Mary Jo White is not the first to question the rationale behind the evolution of unicorns, whose outrageous valuations have been hyped by investors who then make huge profits when they sell over-inflated stock causing the price to plunge and leaving the 'little people' nursing a loss, but she is one of the most influential, not least because she has made it very plain that the SEC will go after companies, and individuals within them, deemed to have been or found to have been involved in blowing great big unicorn bubbles while being "economical with the actualité."

She told her stunned Stanford audience, "To those involved in advising, investing and nurturing unicorns, there is an important related question: how do $1 billion valuations affect all of the relevant investors – both those investing in the unicorn round, and those that came before and after, whether in private or public transactions? And, being a private company obviously does not mean that you can disregard the interests of investors. Indeed, being a private company comes with serious obligations to investors and the markets. It is axiomatic that all private and public securities transactions, no matter the sophistication of the parties, must be free from fraud."
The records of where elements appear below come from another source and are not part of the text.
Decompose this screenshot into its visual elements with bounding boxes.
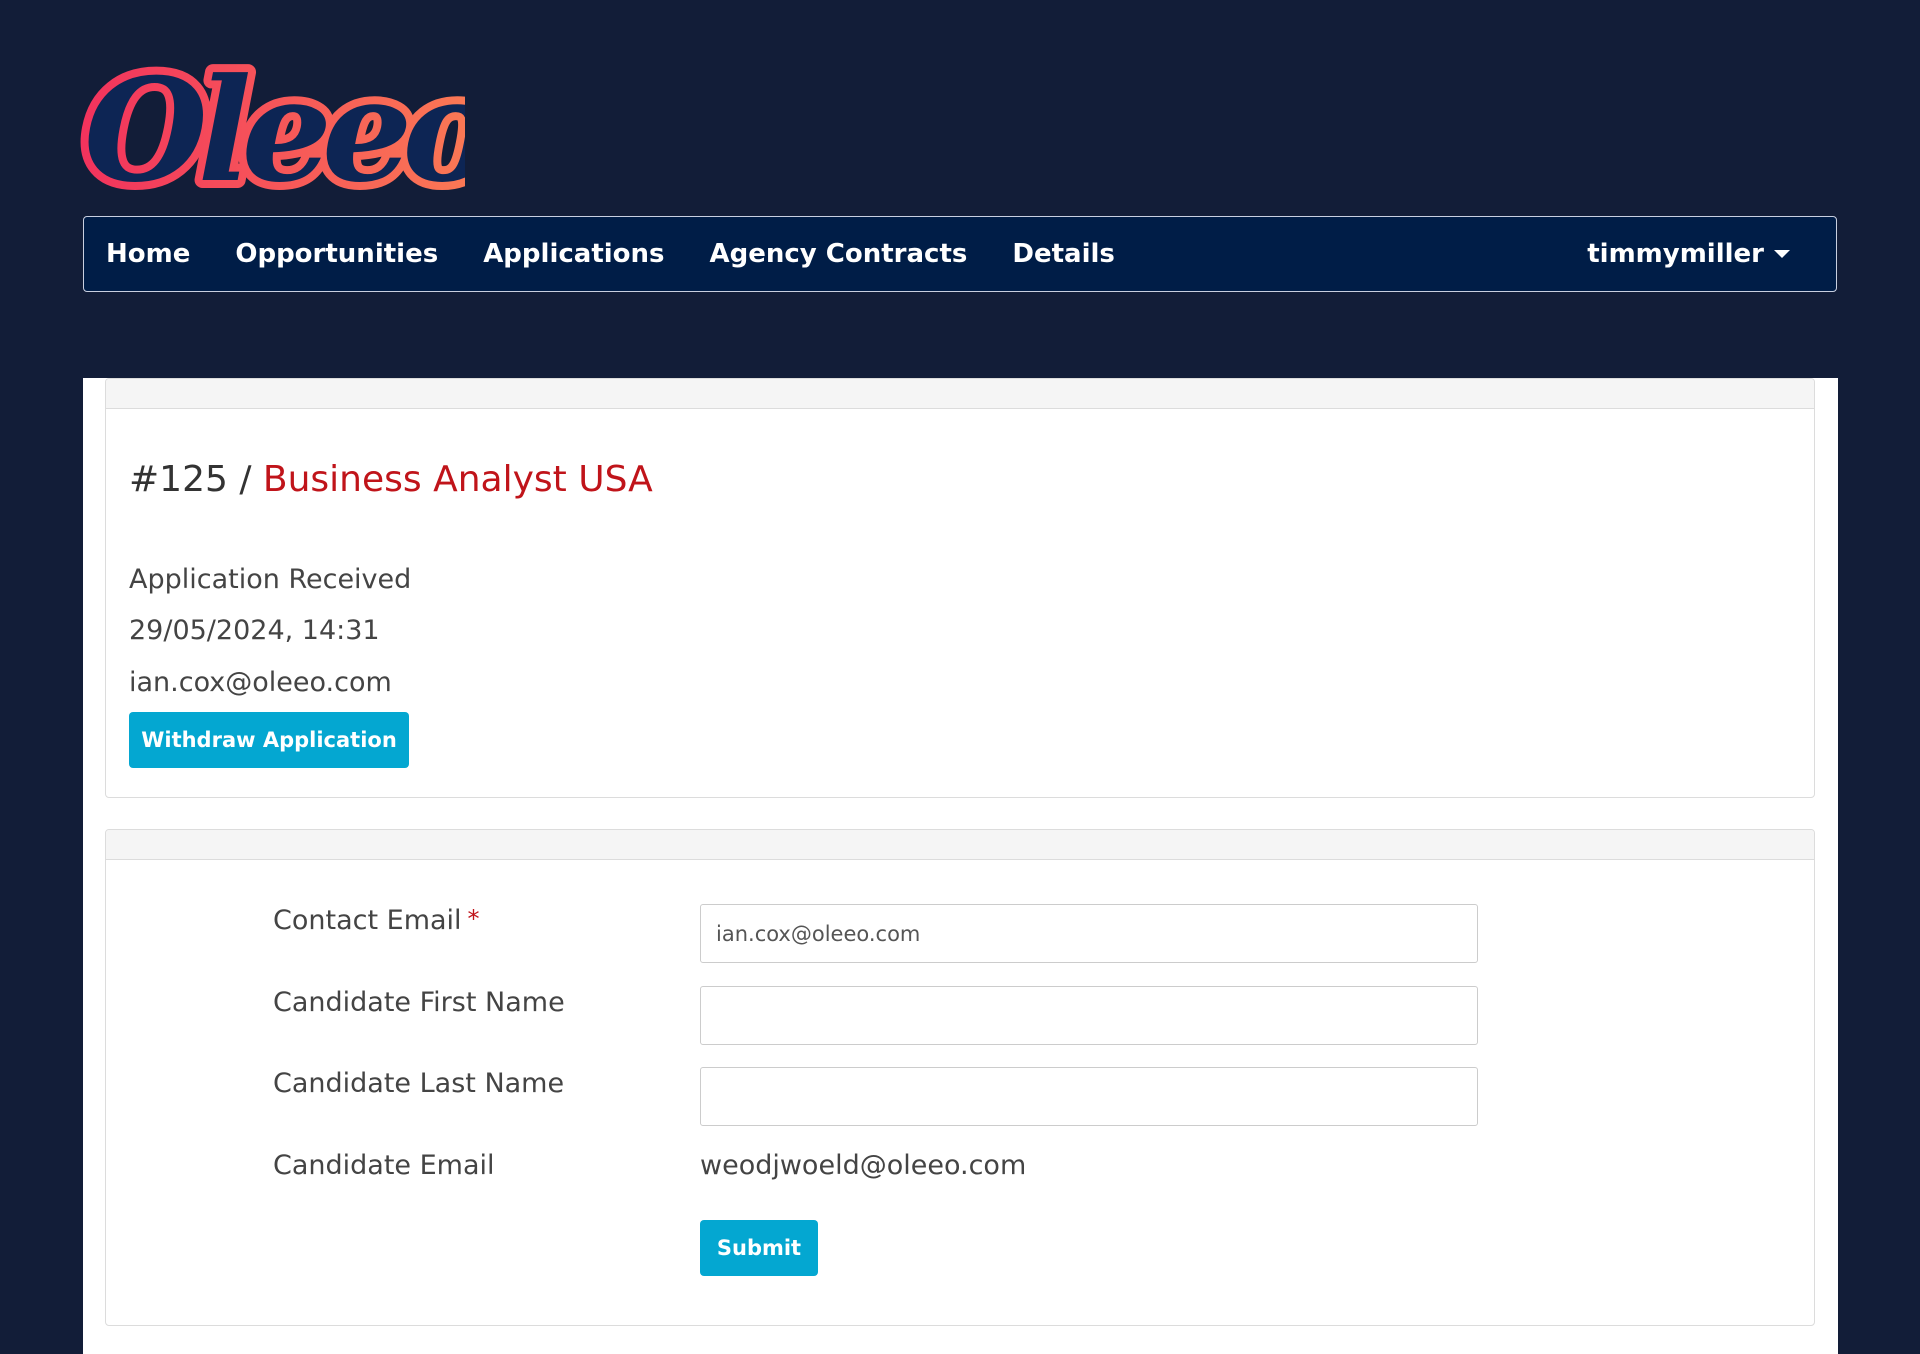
first-name-input[interactable]: [700, 986, 1478, 1045]
required-marker: *: [467, 905, 480, 933]
last-name-input[interactable]: [700, 1067, 1478, 1126]
nav-applications[interactable]: Applications: [483, 239, 664, 269]
contact-email-label: Contact Email *: [273, 905, 480, 936]
nav-home[interactable]: Home: [106, 239, 190, 269]
application-email: ian.cox@oleeo.com: [129, 667, 392, 698]
application-id: #125: [129, 459, 228, 500]
application-status: Application Received: [129, 564, 412, 595]
application-date: 29/05/2024, 14:31: [129, 615, 380, 646]
main-navbar: Home Opportunities Applications Agency C…: [83, 216, 1837, 292]
caret-down-icon: [1774, 250, 1790, 258]
candidate-email-value: weodjwoeld@oleeo.com: [700, 1150, 1027, 1181]
job-title-link[interactable]: Business Analyst USA: [263, 459, 653, 500]
nav-opportunities[interactable]: Opportunities: [235, 239, 438, 269]
candidate-form-card: Contact Email* Candidate First Name Cand…: [105, 829, 1815, 1326]
page-title: #125 / Business Analyst USA: [129, 459, 653, 500]
card-header: [106, 830, 1814, 860]
main-content: #125 / Business Analyst USA Application …: [83, 378, 1838, 1354]
last-name-label: Candidate Last Name: [273, 1068, 565, 1099]
user-name: timmymiller: [1587, 239, 1764, 269]
contact-email-label-text: Contact Email: [273, 905, 462, 936]
title-separator: /: [227, 459, 263, 500]
logo-wordmark: Oleeo: [84, 50, 465, 210]
submit-button[interactable]: Submit: [700, 1220, 818, 1276]
user-menu-dropdown[interactable]: timmymiller: [1587, 239, 1790, 269]
oleeo-logo: Oleeo: [80, 50, 465, 210]
application-summary-card: #125 / Business Analyst USA Application …: [105, 378, 1815, 798]
nav-details[interactable]: Details: [1012, 239, 1115, 269]
nav-agency-contracts[interactable]: Agency Contracts: [710, 239, 968, 269]
candidate-email-label: Candidate Email: [273, 1150, 495, 1181]
contact-email-input[interactable]: [700, 904, 1478, 963]
withdraw-application-button[interactable]: Withdraw Application: [129, 712, 409, 768]
card-header: [106, 379, 1814, 409]
first-name-label: Candidate First Name: [273, 987, 565, 1018]
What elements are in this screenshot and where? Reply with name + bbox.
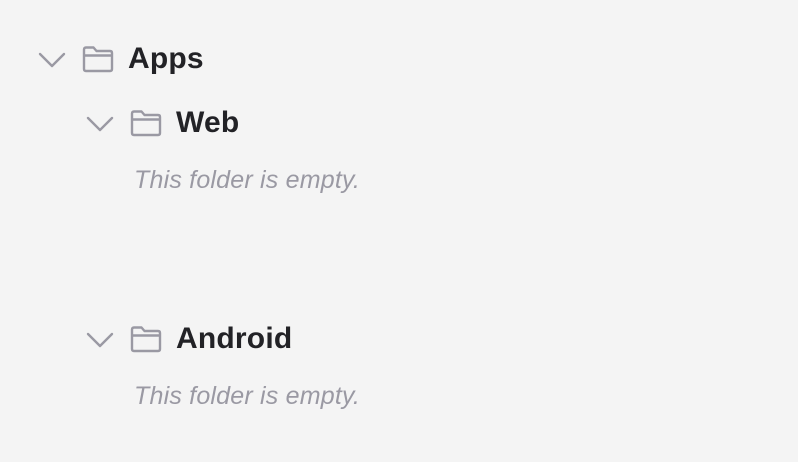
empty-folder-message: This folder is empty.: [134, 166, 361, 194]
folder-row-apps[interactable]: Apps: [36, 39, 204, 79]
empty-folder-message: This folder is empty.: [134, 382, 361, 410]
chevron-down-icon[interactable]: [84, 323, 116, 355]
folder-name: Web: [176, 106, 240, 139]
folder-icon: [128, 107, 164, 139]
chevron-down-icon[interactable]: [84, 107, 116, 139]
folder-icon: [128, 323, 164, 355]
folder-name: Android: [176, 322, 293, 355]
folder-name: Apps: [128, 42, 204, 75]
folder-row-android[interactable]: Android: [84, 319, 292, 359]
folder-row-web[interactable]: Web: [84, 103, 239, 143]
folder-tree: Apps Web This folder is empty. Android T…: [0, 0, 798, 462]
folder-icon: [80, 43, 116, 75]
chevron-down-icon[interactable]: [36, 43, 68, 75]
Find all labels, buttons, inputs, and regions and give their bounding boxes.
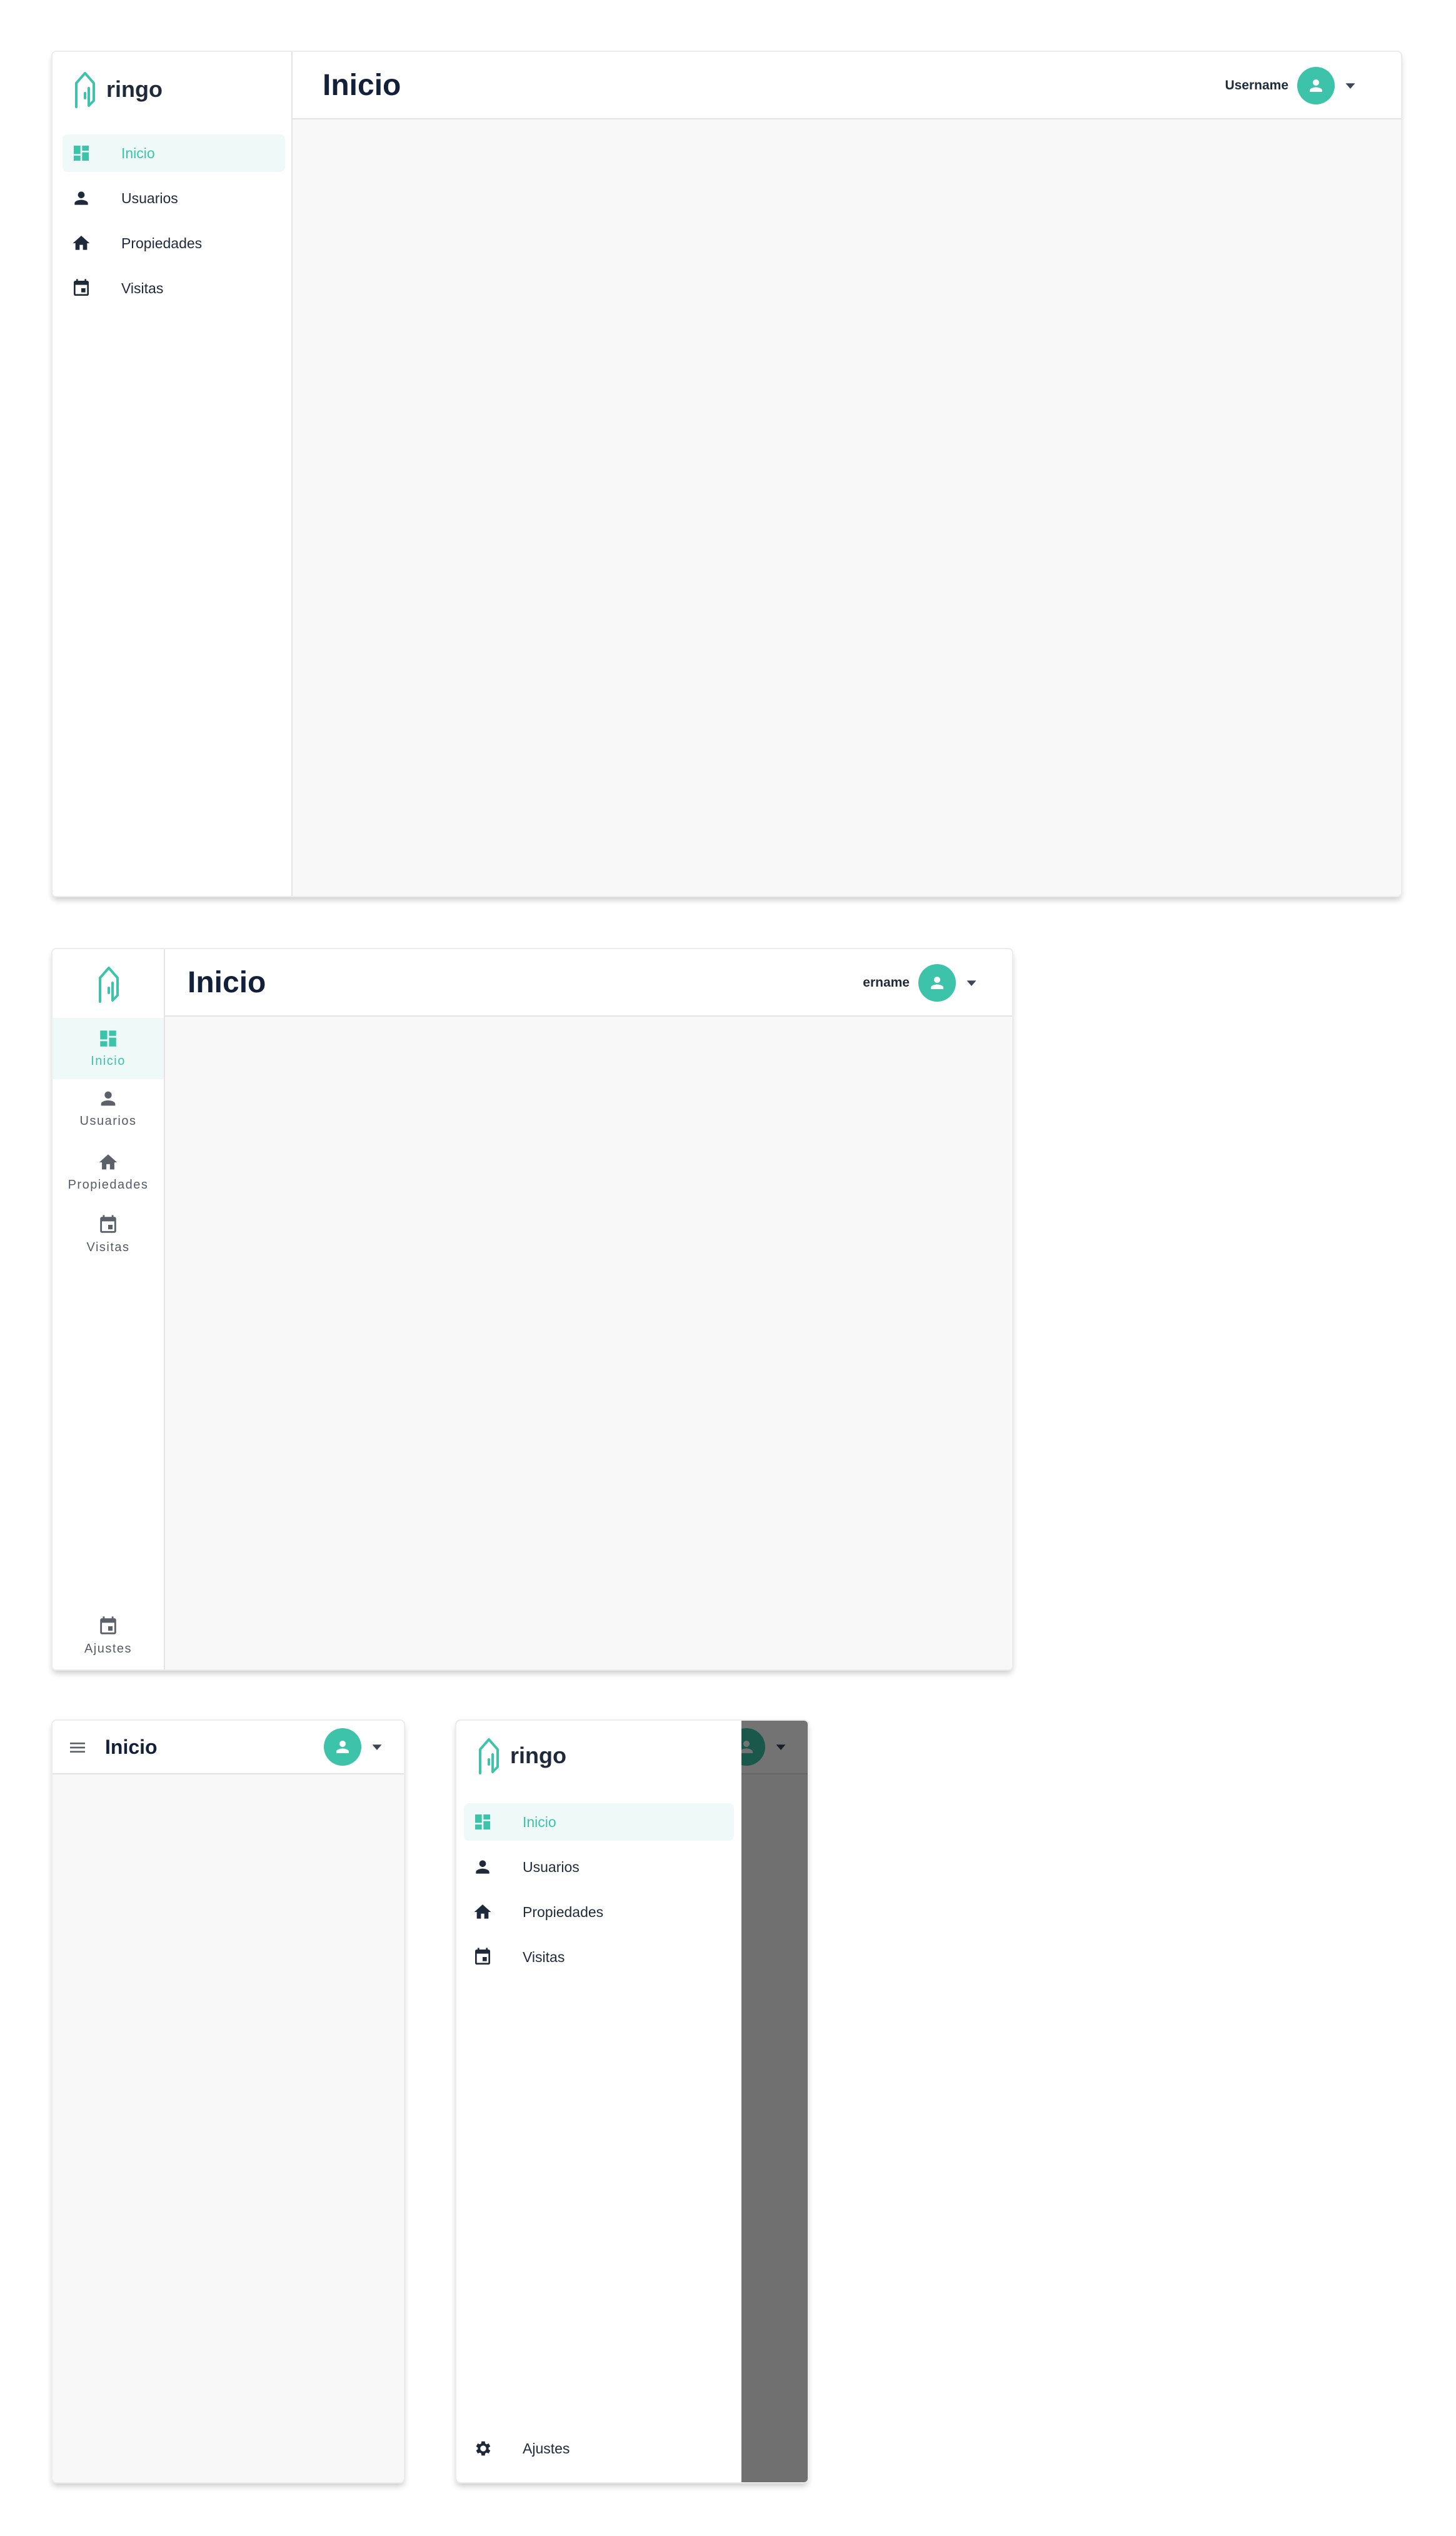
calendar-icon [98, 1214, 119, 1235]
sidebar: ringo Inicio Usuarios Propiedades Visita… [53, 52, 293, 896]
rail-item-label: Ajustes [84, 1642, 133, 1656]
brand-logo[interactable]: ringo [476, 1737, 566, 1774]
tablet-layout: Inicio Usuarios Propiedades Visitas Ajus… [53, 949, 1012, 1669]
drawer-item-label: Propiedades [523, 1903, 604, 1920]
dashboard-icon [473, 1812, 493, 1832]
sidebar-item-label: Usuarios [121, 189, 178, 206]
page-title: Inicio [188, 966, 266, 999]
person-icon [1307, 76, 1325, 95]
rail-item-usuarios[interactable]: Usuarios [53, 1080, 164, 1142]
home-icon [473, 1902, 493, 1922]
drawer-item-visitas[interactable]: Visitas [464, 1938, 734, 1976]
top-bar: Inicio Username [293, 52, 1401, 119]
dashboard-icon [71, 143, 91, 163]
dashboard-icon [98, 1028, 119, 1049]
rail-item-label: Propiedades [68, 1178, 149, 1192]
person-icon [928, 974, 946, 992]
person-icon [71, 188, 91, 208]
avatar [1297, 67, 1335, 104]
username: ername [863, 975, 910, 990]
drawer-item-label: Ajustes [523, 2440, 570, 2457]
drawer-item-usuarios[interactable]: Usuarios [464, 1848, 734, 1886]
rail-item-label: Visitas [86, 1240, 130, 1254]
calendar-icon [98, 1616, 119, 1637]
sidebar-item-visitas[interactable]: Visitas [63, 269, 285, 307]
page-title: Inicio [323, 69, 401, 102]
gear-icon [473, 2438, 493, 2458]
drawer-item-label: Inicio [523, 1813, 556, 1830]
brand-logo[interactable] [96, 965, 121, 1003]
user-menu[interactable]: Username [1225, 67, 1360, 104]
person-icon [473, 1857, 493, 1877]
sidebar-item-label: Propiedades [121, 234, 203, 251]
sidebar-item-label: Inicio [121, 144, 155, 161]
rail-item-label: Inicio [91, 1054, 126, 1068]
rail-item-inicio[interactable]: Inicio [53, 1018, 164, 1079]
page-title: Inicio [105, 1736, 158, 1758]
caret-down-icon[interactable] [368, 1738, 386, 1756]
user-menu[interactable]: ername [863, 964, 981, 1002]
brand-logo[interactable]: ringo [73, 71, 163, 108]
rail-item-visitas[interactable]: Visitas [53, 1205, 164, 1267]
person-icon [333, 1738, 352, 1756]
caret-down-icon[interactable] [962, 974, 981, 992]
calendar-icon [71, 278, 91, 298]
logo-icon [73, 71, 98, 108]
user-menu[interactable] [324, 1728, 386, 1766]
logo-icon [476, 1737, 501, 1774]
avatar [324, 1728, 361, 1766]
mobile-layout: Inicio [53, 1721, 404, 2482]
desktop-layout: ringo Inicio Usuarios Propiedades Visita… [53, 52, 1401, 896]
calendar-icon [473, 1947, 493, 1967]
drawer-item-label: Usuarios [523, 1858, 580, 1875]
sidebar-item-label: Visitas [121, 279, 164, 296]
person-icon [98, 1088, 119, 1109]
sidebar-item-inicio[interactable]: Inicio [63, 134, 285, 172]
home-icon [71, 233, 91, 253]
avatar [918, 964, 956, 1002]
nav-rail: Inicio Usuarios Propiedades Visitas Ajus… [53, 949, 165, 1669]
top-bar: Inicio [53, 1721, 404, 1774]
rail-item-propiedades[interactable]: Propiedades [53, 1143, 164, 1204]
drawer-item-inicio[interactable]: Inicio [464, 1803, 734, 1841]
mobile-drawer-layout: ringo Inicio Usuarios Propiedades Visita… [456, 1721, 808, 2482]
sidebar-item-usuarios[interactable]: Usuarios [63, 179, 285, 217]
hamburger-icon[interactable] [68, 1738, 88, 1758]
drawer-item-ajustes[interactable]: Ajustes [464, 2430, 734, 2467]
brand-name: ringo [510, 1743, 566, 1768]
top-bar: Inicio ername [165, 949, 1012, 1017]
nav-drawer: ringo Inicio Usuarios Propiedades Visita… [456, 1721, 741, 2482]
drawer-item-propiedades[interactable]: Propiedades [464, 1893, 734, 1931]
rail-item-label: Usuarios [79, 1114, 137, 1128]
logo-icon [96, 965, 121, 1003]
rail-item-ajustes[interactable]: Ajustes [53, 1612, 164, 1663]
drawer-item-label: Visitas [523, 1948, 565, 1965]
home-icon [98, 1152, 119, 1173]
brand-name: ringo [106, 76, 163, 102]
username: Username [1225, 78, 1288, 93]
caret-down-icon[interactable] [1341, 76, 1360, 95]
sidebar-item-propiedades[interactable]: Propiedades [63, 224, 285, 262]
Then ranging farther and wider in her critique she added, to the gnashing of teeth, the rending of loincloths and cries of "woe, woe and thrice woe", "There are several governance implications for the longer pre-IPO lifecycle. The IPO process is not just about raising capital. A public company commits to shed light on its operations and strengthen its controls and governance in ways not required of private companies. The securities laws and relevant listing standards, for example, require a company to form an audit committee; it must establish disclosure controls and procedures and create internal controls over financial reporting; the CEO and CFO must certify to the adequacy of those controls; and the company must be audited by a PCAOB-registered firm."

Ms. White then turned her attention to the comparatively new phenomenon of 'crowdfunding' commenting, "While we have our eye on unicorns because of their outsized impact on our markets and investors, our focus is obviously much broader. One key and current area of focus for us at the SEC is on the three new methods that have recently been created by our rules for capital raising under the JOBS Act." (which permits the 'general solicitation' of investment money).

She continued, "In contrast to the institutional investors that have typically been involved in the capital raising that has created unicorns, these capital formation tools can be used to, and in certain cases are expected to, raise money from retail investors. So it should come as no surprise that we are closely looking at not only how well these tools are working for companies seeking to raise capital, but also how well they are protecting investors. "The SEC evaluates these platforms through the lens of the federal securities laws – that is, are they offering securities and, if they are, are the offerings registered or made using an exemption. We are also concerned about the adequacy of the information received by investors in registered offerings."

Well, they can't say they haven't been warned.

Meanwhile, Benchmark magazine has predicted that the rapid and continuing increase in the number of unicorns is prima facie evidence that a "risk bubble" is forming and will eventually burst, probably sooner rather than later. In that case Silicon Valley might become more like the La Brea tarpits, filled with the preserved corpses of dead unicorns that will be excavated by archeologists of the future who will marvel that such beasts one roamed the earth.

And as for those that are left? Well, myth has it that when they grow old (or get to twenty or so in the febrile atmosphere and environment of Silicon Valley) unicorns get fat, change  colour from white to grey and become past-it, irrelevant,lumbering and myopic rhinoceri.